La calzada y las aceras seguían relucientes por la lluvia, pero las alcantarillas, secas durante tanto tiempo, habían absorbido bien el chaparrón. El cemento y el asfalto despedían vapor, y Pendragon sintió que la humedad le calaba los huesos. No tardó en perderse en sus pensamientos, intentando acoplar las piezas de un rompecabezas que no encajaba. Ahora eran dos las muertes misteriosas vinculadas con la obra. Si bien las víctimas se conocían tangencialmente, ¿qué otros posibles vínculos podía haber entre ambas? Ninguno, hasta donde sabía…, ninguno, salvo que los dos trabajaban en el mismo proyecto; pero uno era un obrero indio y el otro un arquitecto. A uno le habían dado una paliza de muerte y al otro…, en fin, ¿qué le había pasado a Tim Middleton? Era posible que hubiese muerto por algo que había comido, que no hubiese homicidio alguno, que solo fuese una coincidencia bastante curiosa. Sin embargo, ésa no parecía la respuesta correcta.

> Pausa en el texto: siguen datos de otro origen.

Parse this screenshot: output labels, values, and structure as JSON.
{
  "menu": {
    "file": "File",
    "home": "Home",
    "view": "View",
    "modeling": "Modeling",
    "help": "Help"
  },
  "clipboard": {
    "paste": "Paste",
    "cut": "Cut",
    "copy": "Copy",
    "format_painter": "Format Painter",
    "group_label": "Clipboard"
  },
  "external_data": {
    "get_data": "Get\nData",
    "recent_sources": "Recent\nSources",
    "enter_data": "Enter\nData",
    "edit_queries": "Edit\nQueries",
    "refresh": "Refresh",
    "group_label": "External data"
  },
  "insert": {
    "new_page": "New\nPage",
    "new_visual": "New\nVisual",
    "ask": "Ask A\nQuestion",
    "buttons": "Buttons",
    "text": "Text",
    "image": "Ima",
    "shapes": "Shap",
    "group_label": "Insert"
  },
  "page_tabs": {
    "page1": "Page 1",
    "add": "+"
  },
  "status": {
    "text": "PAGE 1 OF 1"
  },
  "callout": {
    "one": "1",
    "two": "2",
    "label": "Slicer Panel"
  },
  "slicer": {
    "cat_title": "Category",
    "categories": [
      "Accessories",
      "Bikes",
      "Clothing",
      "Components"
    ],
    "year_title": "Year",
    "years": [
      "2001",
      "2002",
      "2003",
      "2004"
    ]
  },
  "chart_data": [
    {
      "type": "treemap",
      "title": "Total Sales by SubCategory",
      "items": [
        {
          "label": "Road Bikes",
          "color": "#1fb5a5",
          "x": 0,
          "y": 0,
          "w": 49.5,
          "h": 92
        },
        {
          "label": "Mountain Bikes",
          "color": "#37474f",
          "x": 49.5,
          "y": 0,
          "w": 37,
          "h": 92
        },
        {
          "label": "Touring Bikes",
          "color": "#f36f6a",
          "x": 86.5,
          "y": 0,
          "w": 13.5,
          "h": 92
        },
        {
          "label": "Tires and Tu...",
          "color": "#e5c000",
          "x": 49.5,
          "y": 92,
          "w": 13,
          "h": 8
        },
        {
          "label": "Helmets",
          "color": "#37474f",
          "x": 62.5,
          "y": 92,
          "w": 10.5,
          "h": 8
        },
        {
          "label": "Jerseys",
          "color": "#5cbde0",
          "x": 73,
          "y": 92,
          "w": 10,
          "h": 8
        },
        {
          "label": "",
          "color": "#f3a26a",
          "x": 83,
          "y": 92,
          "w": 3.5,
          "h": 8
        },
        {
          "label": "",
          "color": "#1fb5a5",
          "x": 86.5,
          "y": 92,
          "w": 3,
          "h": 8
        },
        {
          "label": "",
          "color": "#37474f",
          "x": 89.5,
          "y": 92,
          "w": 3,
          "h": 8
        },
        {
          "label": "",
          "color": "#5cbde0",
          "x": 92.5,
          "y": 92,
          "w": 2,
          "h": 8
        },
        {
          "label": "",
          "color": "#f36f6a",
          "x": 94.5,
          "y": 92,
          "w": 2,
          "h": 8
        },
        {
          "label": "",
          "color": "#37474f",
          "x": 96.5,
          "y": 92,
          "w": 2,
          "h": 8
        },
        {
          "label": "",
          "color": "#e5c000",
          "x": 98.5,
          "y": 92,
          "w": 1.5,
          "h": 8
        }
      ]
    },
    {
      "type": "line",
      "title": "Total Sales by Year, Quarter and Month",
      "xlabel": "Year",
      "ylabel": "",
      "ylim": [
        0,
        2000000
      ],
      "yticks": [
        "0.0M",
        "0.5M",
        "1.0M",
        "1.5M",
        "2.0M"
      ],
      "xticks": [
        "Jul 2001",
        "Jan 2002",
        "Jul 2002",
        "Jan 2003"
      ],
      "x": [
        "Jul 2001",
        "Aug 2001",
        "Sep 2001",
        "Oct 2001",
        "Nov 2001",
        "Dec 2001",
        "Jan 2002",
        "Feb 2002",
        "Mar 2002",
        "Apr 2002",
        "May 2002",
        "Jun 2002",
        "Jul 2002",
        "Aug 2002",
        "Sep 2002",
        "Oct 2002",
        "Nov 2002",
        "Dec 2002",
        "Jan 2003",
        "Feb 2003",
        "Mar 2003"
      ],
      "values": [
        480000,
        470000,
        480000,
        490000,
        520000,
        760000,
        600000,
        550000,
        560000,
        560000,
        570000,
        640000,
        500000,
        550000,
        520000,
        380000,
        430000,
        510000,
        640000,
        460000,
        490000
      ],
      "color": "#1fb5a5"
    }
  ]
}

Luego, aparte, estaba el esqueleto, relacionado también con la obra que se llevaba a cabo en Frimley Way, por muchos cientos de años que tuviera. Y tampoco podía pasar por alto el hecho de que las muertes hubiesen comenzado nada más desenterrar aquella cosa.

Iba tan ensimismado en sus pensamientos que apenas se dio cuenta de que había llegado a su bloque. Vio entonces que la puerta de la calle estaba encajada. En cuanto atravesó el umbral oyó un grito ahogado proveniente del pasillo donde estaba el piso de Sue Latimer. Echó a correr y llegó a la puerta justo cuando un hombre salía a toda prisa por el otro lado. Llevaba una sudadera con capucha y una máscara de Obama; era alto y fuerte, y pilló desprevenido a Pendragon. El hombro del encapuchado fue a dar contra el pecho del inspector jefe, que se vio empujado contra el marco de la puerta. Antes de poder recuperarse, el tipo ya había recorrido casi todo el pasillo. Llegó a la puerta de la calle y desapareció en la noche.

Pendragon se disponía a salir corriendo tras él cuando escuchó un gemido proveniente del suelo. Sue estaba intentando incorporarse, cogiéndose una mejilla con una mano. El policía se apresuró a socorrerla y levantarla. Vio que le estaba saliendo un gran cardenal cerca de un ojo y que tenía un corte bajo el párpado derecho.

—Me ha quitado el bolso —dijo, y se echó a llorar.

Pendragon la atrajo hacia sí y la dejó sollozar sobre su pecho.